Sábado, 18 de agosto de 2012 | Hoy
Por Facundo de Almeida
Nunca olvidaré una noche de 2006 en el Café Gijón. Estábamos con Carla, mi mujer, y con Laura Azcurra, que probablemente también recuerde esa velada. Por aquel tiempo, ella presentaba la obra Contracciones en el Círculo de Bellas Artes de Madrid. El título fue tal vez premonitorio, ya que por estos días ofrece en Buenos Aires Postparto, y su hijo Marco ya tiene cinco años.
Don Onofre, que aún era el maître del mítico café madrileño –sin duda un claro ejemplar del patrimonio viviente–, enterado de la condición de actriz de nuestra amiga, se desvivió en atenciones y nos relató entre plato y plato los detalles de una historia cargada de pasiones y emociones, vinculadas con la literatura, el teatro, pero también con la historia política de España.

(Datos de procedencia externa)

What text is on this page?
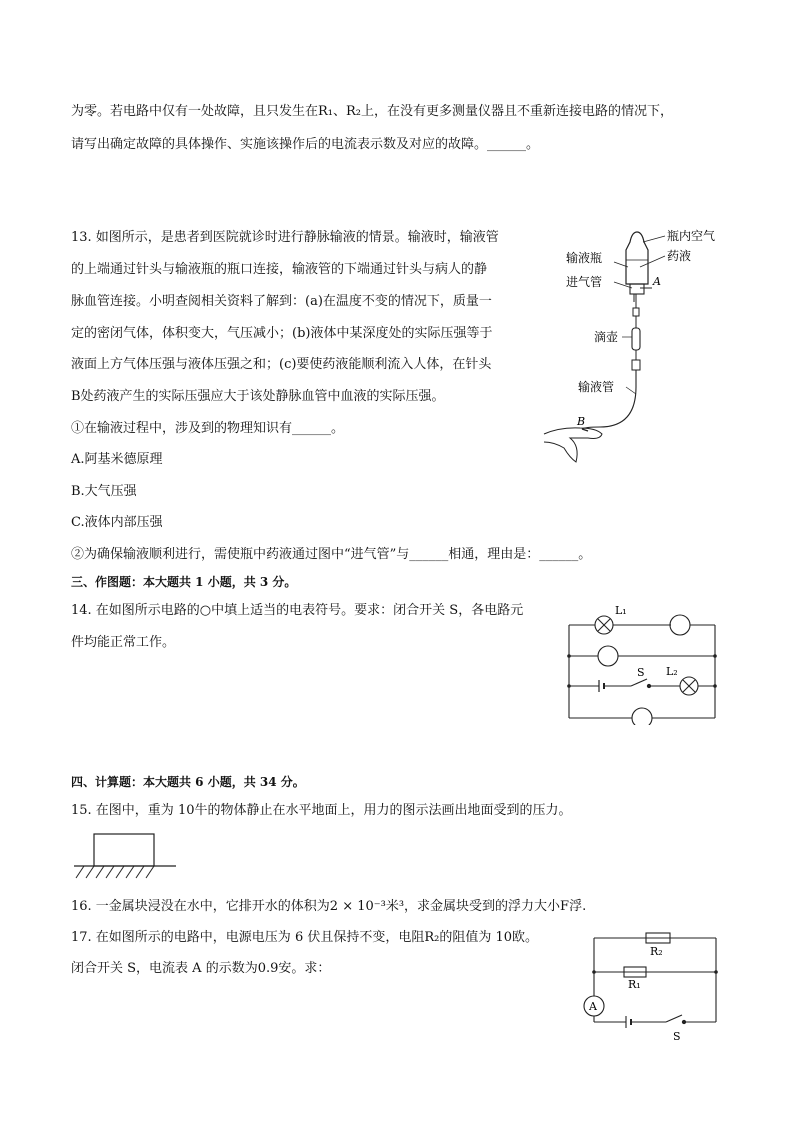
为零。若电路中仅有一处故障，且只发生在R₁、R₂上，在没有更多测量仪器且不重新连接电路的情况下，
请写出确定故障的具体操作、实施该操作后的电流表示数及对应的故障。______。
13. 如图所示，是患者到医院就诊时进行静脉输液的情景。输液时，输液管
的上端通过针头与输液瓶的瓶口连接，输液管的下端通过针头与病人的静
脉血管连接。小明查阅相关资料了解到：(a)在温度不变的情况下，质量一
定的密闭气体，体积变大，气压减小；(b)液体中某深度处的实际压强等于
液面上方气体压强与液体压强之和；(c)要使药液能顺利流入人体，在针头
B处药液产生的实际压强应大于该处静脉血管中血液的实际压强。
①在输液过程中，涉及到的物理知识有______。
A.阿基米德原理
B.大气压强
C.液体内部压强
②为确保输液顺利进行，需使瓶中药液通过图中“进气管”与______相通，理由是：______。
瓶内空气
药液
输液瓶
进气管	A
滴壶
输液管
B
三、作图题：本大题共 1 小题，共 3 分。
14. 在如图所示电路的○中填上适当的电表符号。要求：闭合开关 S，各电路元
件均能正常工作。
L₁
L₂
S
四、计算题：本大题共 6 小题，共 34 分。
15. 在图中，重为 10牛的物体静止在水平地面上，用力的图示法画出地面受到的压力。
16. 一金属块浸没在水中，它排开水的体积为2 × 10⁻³米³，求金属块受到的浮力大小F浮.
17. 在如图所示的电路中，电源电压为 6 伏且保持不变，电阻R₂的阻值为 10欧。
闭合开关 S，电流表 A 的示数为0.9安。求：
R₂
R₁
A
S
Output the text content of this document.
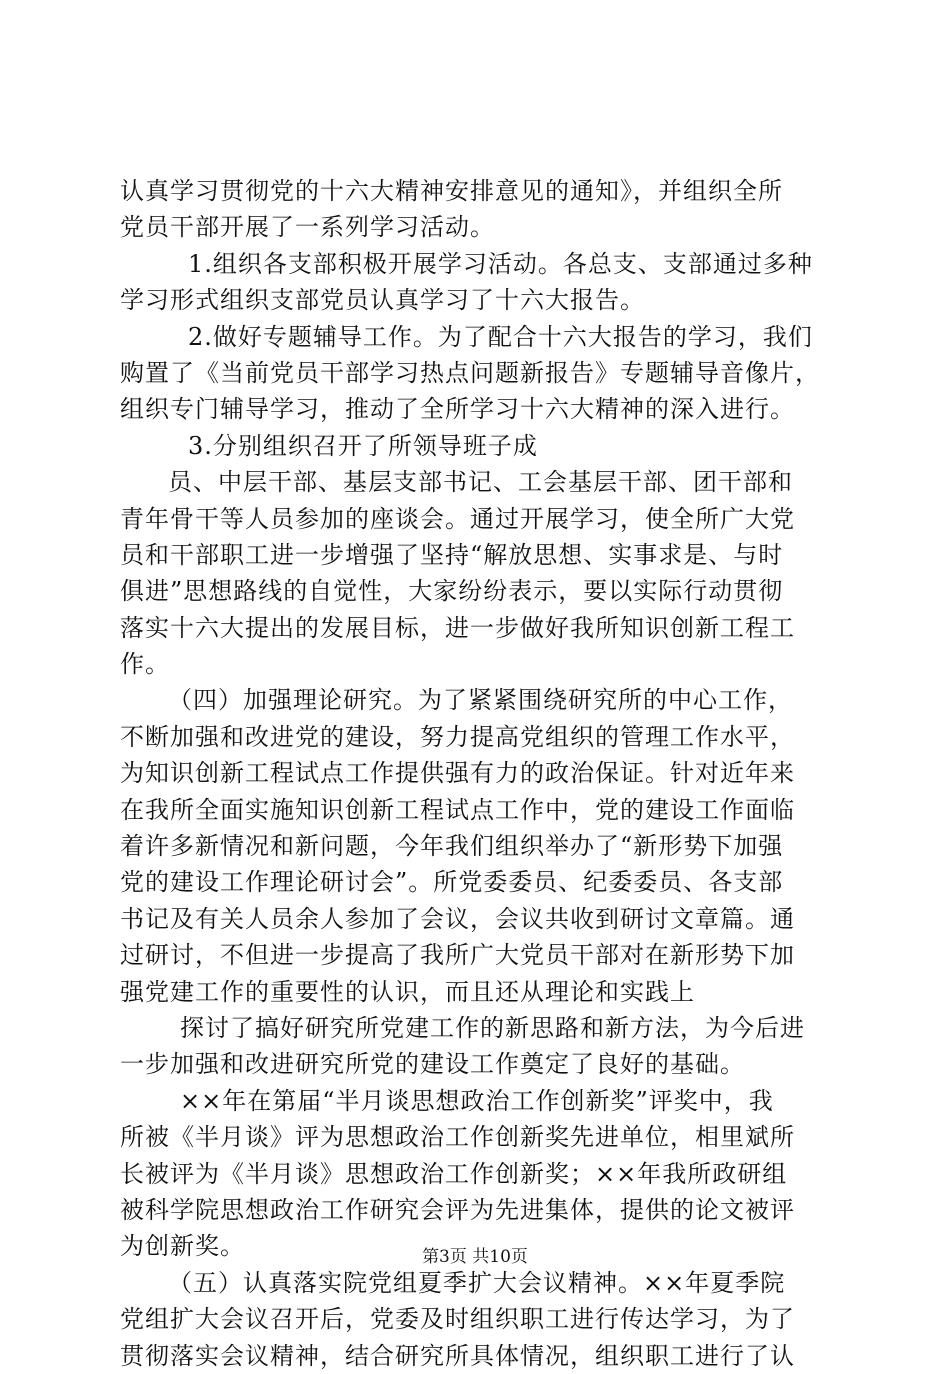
认真学习贯彻党的十六大精神安排意见的通知》，并组织全所
党员干部开展了一系列学习活动。
1.组织各支部积极开展学习活动。各总支、支部通过多种
学习形式组织支部党员认真学习了十六大报告。
2.做好专题辅导工作。为了配合十六大报告的学习，我们
购置了《当前党员干部学习热点问题新报告》专题辅导音像片，
组织专门辅导学习，推动了全所学习十六大精神的深入进行。
3.分别组织召开了所领导班子成
员、中层干部、基层支部书记、工会基层干部、团干部和
青年骨干等人员参加的座谈会。通过开展学习，使全所广大党
员和干部职工进一步增强了坚持“解放思想、实事求是、与时
俱进”思想路线的自觉性，大家纷纷表示，要以实际行动贯彻
落实十六大提出的发展目标，进一步做好我所知识创新工程工
作。
（四）加强理论研究。为了紧紧围绕研究所的中心工作，
不断加强和改进党的建设，努力提高党组织的管理工作水平，
为知识创新工程试点工作提供强有力的政治保证。针对近年来
在我所全面实施知识创新工程试点工作中，党的建设工作面临
着许多新情况和新问题，今年我们组织举办了“新形势下加强
党的建设工作理论研讨会”。所党委委员、纪委委员、各支部
书记及有关人员余人参加了会议，会议共收到研讨文章篇。通
过研讨，不但进一步提高了我所广大党员干部对在新形势下加
强党建工作的重要性的认识，而且还从理论和实践上
探讨了搞好研究所党建工作的新思路和新方法，为今后进
一步加强和改进研究所党的建设工作奠定了良好的基础。
××年在第届“半月谈思想政治工作创新奖”评奖中，我
所被《半月谈》评为思想政治工作创新奖先进单位，相里斌所
长被评为《半月谈》思想政治工作创新奖；××年我所政研组
被科学院思想政治工作研究会评为先进集体，提供的论文被评
为创新奖。
（五）认真落实院党组夏季扩大会议精神。××年夏季院
党组扩大会议召开后，党委及时组织职工进行传达学习，为了
贯彻落实会议精神，结合研究所具体情况，组织职工进行了认
第3页 共10页
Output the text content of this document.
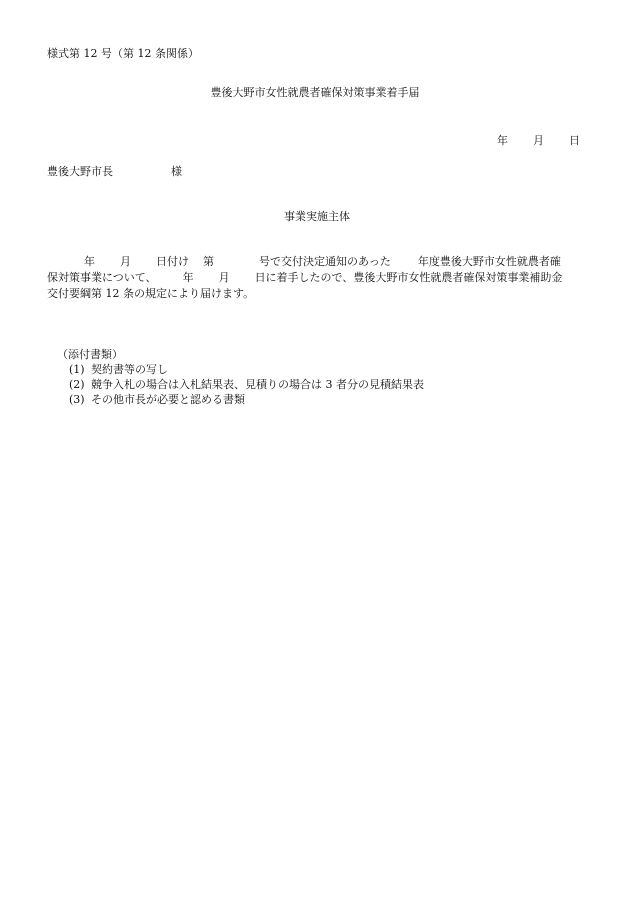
様式第 12 号（第 12 条関係）
豊後大野市女性就農者確保対策事業着手届
年 月 日
豊後大野市長	様
事業実施主体
年 月 日付け 第	号で交付決定通知のあった 年度豊後大野市女性就農者確
保対策事業について、 年 月 日に着手したので、豊後大野市女性就農者確保対策事業補助金
交付要綱第 12 条の規定により届けます。
（添付書類）
(1) 契約書等の写し
(2) 競争入札の場合は入札結果表、見積りの場合は 3 者分の見積結果表
(3) その他市長が必要と認める書類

Por esas mismas mesas pasaron personajes ilustres desde su fundación en 1888, pero fue en el período de entreguerras cuando adquirieron gran relevancia las tertulias, que convocaban, entre otros, a Federico García Lorca, Celia Gámez y Rafael Alberti, e incluso fue el centro de reunión de los milicianos durante la Batalla de Madrid.
Poder vivir la experiencia de rememorar ese pasado y saber que, tal vez, en la misma mesa estuvieron sentados algunos de los personajes más relevantes de la cultura ibérica de aquellos años, es lo que hace imprescindible en el presente –y hacia el futuro– la preservación de estos lugares emblemáticos. No sólo por su valor arquitectónico, sino también por su uso. Este debate lo conocemos bien en Buenos Aires, donde algunos bares notables estuvieron en peligro pero se salvaron –el Gato Negro y el Británico–, pero otros ya no están, como la Confitería Del Molino y la Richmond de la calle Florida.
Hace pocas semanas, el Gijón perdió su terraza –así llaman los españoles al espacio con mesas ubicado en la acera– porque el Ayuntamiento de Madrid lo adjudicó a otra empresa que ofertaba un canon mayor, sin tener en consideración los valores histórico-culturales del Café.
Las crisis económicas suelen tener efectos contradictorios en la conservación del patrimonio. Muchas veces han sido un manto protector, al detener la destrucción masiva de inmuebles que suele provocar el “boom” de la industria de la construcción. En otros casos, la justificación para atender lo urgente y dejar de lado la preservación del patrimonio cultural. Las crisis pasan, y esto de este lado del Atlántico lo sabemos bien, pero los bienes patrimoniales que se pierden no se recuperan.
Los dueños del Gijón iniciaron un recurso contenciosoadministrativo para que vuelva a sus manos un espacio que gestionaron durante 125 años. Además de su valor simbólico como integrante de un conjunto patrimonial, es una fuente de recursos que, según explicaron, representa el 70 por ciento del negocio, y su pérdida pone en riesgo la continuidad de todo el emprendimiento. El PSOE propuso que el Café Gijón sea declarado Bien de Interés Cultural, y tal vez esto permita abrir una instancia de negociación para conservar su terraza.
Beltrán Gambier, reconocido abogado defensor del patrimonio arquitectónico, fue más allá y explicó que nunca debió llamarse a licitación para la “terraza”, porque si bien es un espacio de dominio público, “ésta integra un conjunto inescindible con el histórico salón”. Y reclamó “para un problema singular una solución singular”.
Tal vez la situación del Gijón abra en Madrid el debate por la protección de los bares notables y la protección del uso de los bienes patrimoniales, dos cuestiones que los porteños conocemos bien, con avances y retrocesos en los resultados, pero con un marco legal y jurisprudencia contundente, que puede serviles de inspiración.